Rehabilitation that incorporates virtual reality
Virtual reality based rehabilitation seems to be as effective on walking speed, balance and mobility compared to standard rehabilitation regimen in people with stroke.
It is widely accepted that a high dosage of task-oriented exercises is favourable in rehabilitation after stroke. Virtual reality simulates real-world activities in which the user has the sense of being present in and in control over this simulated environment. Because virtual reality based rehabilitation incorporates more task-oriented exercises compared to standard rehabilitation it is assumed to be more beneficial.

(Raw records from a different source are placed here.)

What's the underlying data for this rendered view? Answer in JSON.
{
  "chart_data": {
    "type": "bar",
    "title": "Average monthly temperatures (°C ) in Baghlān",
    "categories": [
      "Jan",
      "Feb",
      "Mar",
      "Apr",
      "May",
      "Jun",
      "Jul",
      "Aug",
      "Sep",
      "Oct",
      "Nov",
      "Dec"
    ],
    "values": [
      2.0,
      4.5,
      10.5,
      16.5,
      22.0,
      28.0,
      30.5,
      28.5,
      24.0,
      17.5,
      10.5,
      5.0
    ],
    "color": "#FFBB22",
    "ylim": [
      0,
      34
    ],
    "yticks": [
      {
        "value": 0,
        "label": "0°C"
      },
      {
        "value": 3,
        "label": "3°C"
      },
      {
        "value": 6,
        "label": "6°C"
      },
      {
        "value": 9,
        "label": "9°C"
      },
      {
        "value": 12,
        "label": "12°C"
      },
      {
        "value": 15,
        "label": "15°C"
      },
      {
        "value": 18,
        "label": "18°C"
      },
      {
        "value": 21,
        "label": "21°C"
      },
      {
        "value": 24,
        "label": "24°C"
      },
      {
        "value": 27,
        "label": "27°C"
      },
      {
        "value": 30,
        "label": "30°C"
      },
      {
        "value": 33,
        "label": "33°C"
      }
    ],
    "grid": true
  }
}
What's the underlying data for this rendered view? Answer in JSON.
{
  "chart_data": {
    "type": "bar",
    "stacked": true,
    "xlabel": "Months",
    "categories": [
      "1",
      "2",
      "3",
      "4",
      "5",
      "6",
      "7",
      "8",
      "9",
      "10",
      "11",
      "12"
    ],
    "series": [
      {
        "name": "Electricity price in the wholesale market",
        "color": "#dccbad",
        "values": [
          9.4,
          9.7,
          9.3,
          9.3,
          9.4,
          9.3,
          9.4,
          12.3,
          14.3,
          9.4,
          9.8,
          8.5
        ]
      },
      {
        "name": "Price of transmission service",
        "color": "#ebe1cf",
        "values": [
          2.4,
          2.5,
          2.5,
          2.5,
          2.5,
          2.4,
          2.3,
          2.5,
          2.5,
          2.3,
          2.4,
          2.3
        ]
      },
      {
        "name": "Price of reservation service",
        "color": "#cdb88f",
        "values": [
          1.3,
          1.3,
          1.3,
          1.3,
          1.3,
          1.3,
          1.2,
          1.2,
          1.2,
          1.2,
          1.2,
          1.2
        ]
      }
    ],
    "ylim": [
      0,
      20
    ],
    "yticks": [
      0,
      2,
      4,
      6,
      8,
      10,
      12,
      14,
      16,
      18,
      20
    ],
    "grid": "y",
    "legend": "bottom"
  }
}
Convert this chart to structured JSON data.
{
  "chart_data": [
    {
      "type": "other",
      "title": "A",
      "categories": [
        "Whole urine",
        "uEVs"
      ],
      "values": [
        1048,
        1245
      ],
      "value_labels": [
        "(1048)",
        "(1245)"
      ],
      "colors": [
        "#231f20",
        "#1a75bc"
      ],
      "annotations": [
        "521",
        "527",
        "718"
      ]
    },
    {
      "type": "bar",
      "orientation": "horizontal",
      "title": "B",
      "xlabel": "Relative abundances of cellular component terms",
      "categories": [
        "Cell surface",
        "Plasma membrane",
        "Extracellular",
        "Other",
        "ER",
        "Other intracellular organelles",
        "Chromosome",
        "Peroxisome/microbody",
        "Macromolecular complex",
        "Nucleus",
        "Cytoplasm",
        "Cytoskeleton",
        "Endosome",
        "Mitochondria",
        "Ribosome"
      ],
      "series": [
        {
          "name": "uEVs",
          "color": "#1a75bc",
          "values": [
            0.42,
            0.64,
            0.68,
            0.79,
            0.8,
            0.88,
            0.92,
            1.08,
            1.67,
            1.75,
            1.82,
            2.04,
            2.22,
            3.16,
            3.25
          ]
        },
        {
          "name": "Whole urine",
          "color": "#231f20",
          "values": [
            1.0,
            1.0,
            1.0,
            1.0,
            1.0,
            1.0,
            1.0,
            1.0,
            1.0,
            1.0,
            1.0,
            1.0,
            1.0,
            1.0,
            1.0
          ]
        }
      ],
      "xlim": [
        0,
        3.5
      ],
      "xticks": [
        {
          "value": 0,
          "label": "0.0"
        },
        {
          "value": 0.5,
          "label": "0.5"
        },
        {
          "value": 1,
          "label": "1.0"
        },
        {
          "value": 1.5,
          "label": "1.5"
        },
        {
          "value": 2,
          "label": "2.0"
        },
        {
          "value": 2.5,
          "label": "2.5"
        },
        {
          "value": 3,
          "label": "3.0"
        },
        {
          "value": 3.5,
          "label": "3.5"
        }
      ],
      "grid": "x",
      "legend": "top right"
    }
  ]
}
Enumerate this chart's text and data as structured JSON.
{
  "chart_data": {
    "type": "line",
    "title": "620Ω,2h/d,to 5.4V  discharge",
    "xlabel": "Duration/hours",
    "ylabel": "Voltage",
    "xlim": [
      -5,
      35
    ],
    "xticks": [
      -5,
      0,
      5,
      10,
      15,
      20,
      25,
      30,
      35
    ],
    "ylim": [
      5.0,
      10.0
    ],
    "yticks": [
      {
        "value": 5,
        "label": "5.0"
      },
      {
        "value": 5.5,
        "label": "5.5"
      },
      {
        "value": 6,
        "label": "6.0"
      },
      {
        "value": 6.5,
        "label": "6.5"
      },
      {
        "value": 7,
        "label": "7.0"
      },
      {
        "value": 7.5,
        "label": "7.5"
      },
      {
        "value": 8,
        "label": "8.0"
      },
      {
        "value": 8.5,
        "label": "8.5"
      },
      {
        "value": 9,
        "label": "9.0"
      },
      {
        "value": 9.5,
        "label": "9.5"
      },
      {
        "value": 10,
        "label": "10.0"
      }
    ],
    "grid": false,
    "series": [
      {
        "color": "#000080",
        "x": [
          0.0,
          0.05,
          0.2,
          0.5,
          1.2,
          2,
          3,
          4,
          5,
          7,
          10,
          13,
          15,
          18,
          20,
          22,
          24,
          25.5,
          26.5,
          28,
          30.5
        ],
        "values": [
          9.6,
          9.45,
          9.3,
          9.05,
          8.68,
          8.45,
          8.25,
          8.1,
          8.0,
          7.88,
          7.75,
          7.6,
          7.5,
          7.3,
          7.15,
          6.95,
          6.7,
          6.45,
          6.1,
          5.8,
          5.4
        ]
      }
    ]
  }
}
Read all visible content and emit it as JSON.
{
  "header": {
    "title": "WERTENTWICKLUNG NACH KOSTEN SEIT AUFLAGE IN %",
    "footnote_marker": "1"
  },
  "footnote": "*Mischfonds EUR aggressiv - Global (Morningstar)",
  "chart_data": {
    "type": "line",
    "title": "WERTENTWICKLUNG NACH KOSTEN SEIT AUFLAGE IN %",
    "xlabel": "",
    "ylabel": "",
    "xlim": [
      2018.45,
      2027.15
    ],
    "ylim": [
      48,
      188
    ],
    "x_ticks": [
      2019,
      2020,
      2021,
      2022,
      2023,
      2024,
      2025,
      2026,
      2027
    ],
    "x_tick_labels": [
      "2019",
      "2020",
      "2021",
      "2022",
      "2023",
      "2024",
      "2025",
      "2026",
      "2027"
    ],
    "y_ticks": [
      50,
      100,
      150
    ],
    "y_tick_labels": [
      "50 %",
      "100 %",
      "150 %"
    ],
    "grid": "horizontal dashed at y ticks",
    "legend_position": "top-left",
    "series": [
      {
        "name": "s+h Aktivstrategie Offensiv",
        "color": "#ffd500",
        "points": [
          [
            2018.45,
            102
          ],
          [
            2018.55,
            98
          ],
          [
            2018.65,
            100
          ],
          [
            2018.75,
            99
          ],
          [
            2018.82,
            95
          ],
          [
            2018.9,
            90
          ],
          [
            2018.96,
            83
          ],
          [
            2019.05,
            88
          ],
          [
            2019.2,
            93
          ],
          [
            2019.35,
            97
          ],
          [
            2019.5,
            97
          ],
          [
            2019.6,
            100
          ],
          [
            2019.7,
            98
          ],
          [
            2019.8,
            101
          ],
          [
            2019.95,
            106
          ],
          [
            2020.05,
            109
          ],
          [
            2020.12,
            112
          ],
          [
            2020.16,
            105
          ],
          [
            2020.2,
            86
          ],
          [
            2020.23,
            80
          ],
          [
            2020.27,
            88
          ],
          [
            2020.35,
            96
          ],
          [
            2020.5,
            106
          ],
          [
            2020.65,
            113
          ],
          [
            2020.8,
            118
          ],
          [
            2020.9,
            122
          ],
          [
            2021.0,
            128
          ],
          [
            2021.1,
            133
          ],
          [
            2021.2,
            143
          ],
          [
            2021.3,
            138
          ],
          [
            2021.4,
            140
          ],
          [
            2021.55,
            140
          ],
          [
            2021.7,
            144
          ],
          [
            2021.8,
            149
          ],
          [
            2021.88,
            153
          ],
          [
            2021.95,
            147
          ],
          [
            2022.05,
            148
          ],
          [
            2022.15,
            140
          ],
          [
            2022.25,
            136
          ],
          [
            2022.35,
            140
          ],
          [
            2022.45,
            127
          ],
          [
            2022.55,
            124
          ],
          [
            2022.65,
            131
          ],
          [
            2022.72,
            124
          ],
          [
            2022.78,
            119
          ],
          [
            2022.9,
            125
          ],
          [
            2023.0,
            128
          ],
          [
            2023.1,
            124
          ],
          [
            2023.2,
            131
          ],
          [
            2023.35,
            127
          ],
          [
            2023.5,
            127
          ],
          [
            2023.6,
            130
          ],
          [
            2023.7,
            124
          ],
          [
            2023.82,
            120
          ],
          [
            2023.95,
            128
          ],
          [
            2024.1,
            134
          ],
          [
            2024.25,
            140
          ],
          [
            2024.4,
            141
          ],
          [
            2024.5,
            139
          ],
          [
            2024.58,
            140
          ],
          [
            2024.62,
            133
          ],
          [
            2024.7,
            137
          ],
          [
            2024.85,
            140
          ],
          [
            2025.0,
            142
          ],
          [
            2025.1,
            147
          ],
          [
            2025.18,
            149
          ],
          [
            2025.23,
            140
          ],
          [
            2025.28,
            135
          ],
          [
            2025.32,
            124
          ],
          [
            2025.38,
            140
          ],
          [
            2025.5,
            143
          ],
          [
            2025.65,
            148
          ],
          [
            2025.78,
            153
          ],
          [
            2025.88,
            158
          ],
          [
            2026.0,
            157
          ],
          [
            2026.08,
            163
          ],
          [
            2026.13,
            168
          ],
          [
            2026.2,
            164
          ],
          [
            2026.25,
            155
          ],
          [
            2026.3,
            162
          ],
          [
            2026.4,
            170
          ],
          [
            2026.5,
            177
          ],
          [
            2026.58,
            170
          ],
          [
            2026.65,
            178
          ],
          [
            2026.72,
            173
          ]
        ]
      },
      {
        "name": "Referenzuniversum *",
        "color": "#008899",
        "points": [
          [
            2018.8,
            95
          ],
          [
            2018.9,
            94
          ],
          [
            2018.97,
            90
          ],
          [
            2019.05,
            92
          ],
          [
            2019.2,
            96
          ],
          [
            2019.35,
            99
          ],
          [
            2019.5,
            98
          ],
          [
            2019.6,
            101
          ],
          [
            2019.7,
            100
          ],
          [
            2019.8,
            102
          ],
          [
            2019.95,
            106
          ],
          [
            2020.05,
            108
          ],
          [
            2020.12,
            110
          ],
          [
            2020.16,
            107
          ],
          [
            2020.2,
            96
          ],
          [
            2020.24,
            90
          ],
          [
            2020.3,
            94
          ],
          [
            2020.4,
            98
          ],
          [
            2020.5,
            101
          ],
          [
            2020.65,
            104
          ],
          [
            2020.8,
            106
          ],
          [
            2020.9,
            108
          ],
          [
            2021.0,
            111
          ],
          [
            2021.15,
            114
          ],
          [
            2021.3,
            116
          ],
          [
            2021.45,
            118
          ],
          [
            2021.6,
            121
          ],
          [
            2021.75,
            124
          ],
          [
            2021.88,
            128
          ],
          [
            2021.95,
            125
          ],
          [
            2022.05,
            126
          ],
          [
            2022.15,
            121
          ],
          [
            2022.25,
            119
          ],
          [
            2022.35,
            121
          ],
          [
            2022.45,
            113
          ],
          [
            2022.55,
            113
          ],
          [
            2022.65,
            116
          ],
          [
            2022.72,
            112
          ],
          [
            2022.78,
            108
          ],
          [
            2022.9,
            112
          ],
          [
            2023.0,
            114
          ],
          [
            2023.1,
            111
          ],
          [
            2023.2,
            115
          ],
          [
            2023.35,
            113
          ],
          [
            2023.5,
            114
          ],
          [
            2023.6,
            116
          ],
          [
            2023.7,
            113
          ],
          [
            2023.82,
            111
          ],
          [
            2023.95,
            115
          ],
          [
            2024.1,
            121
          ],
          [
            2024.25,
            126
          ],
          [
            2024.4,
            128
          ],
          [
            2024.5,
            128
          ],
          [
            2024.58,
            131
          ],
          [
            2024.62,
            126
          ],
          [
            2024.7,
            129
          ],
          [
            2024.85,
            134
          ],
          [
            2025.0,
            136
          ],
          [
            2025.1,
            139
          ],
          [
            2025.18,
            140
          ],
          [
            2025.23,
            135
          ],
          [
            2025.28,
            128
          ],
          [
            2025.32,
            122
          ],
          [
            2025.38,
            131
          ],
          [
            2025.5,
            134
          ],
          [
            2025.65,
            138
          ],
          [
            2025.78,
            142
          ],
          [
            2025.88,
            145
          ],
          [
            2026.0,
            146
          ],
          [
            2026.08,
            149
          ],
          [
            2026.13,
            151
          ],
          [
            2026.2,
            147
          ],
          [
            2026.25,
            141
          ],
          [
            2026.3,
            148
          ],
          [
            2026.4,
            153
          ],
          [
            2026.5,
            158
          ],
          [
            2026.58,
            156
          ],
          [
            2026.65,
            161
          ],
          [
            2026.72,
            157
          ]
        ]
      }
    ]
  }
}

This systematic literature study reviewed 15 trials involving 341 participants (> 18 years old). Main outcome measures are walking speed, balance and mobility. Both head mounted devices as conventional workstations are included for virtual environment simulation. The authors compared four types of rehabilitation, namely: standard rehabilitation, rehabilitation replaced by some virtual reality, rehabilitation replaced by all virtual reality and standard rehabilitation extended with virtual reality.
This literature study shows a beneficial effect of virtual reality based rehabilitation compared to standard rehabilitation on all outcome measures. However the results are limited to sub-acute (>6 months) patients with mild motor impairment. Further research should help to define the optimal frequency, intensity, time and type of virtual reality based rehabilitation.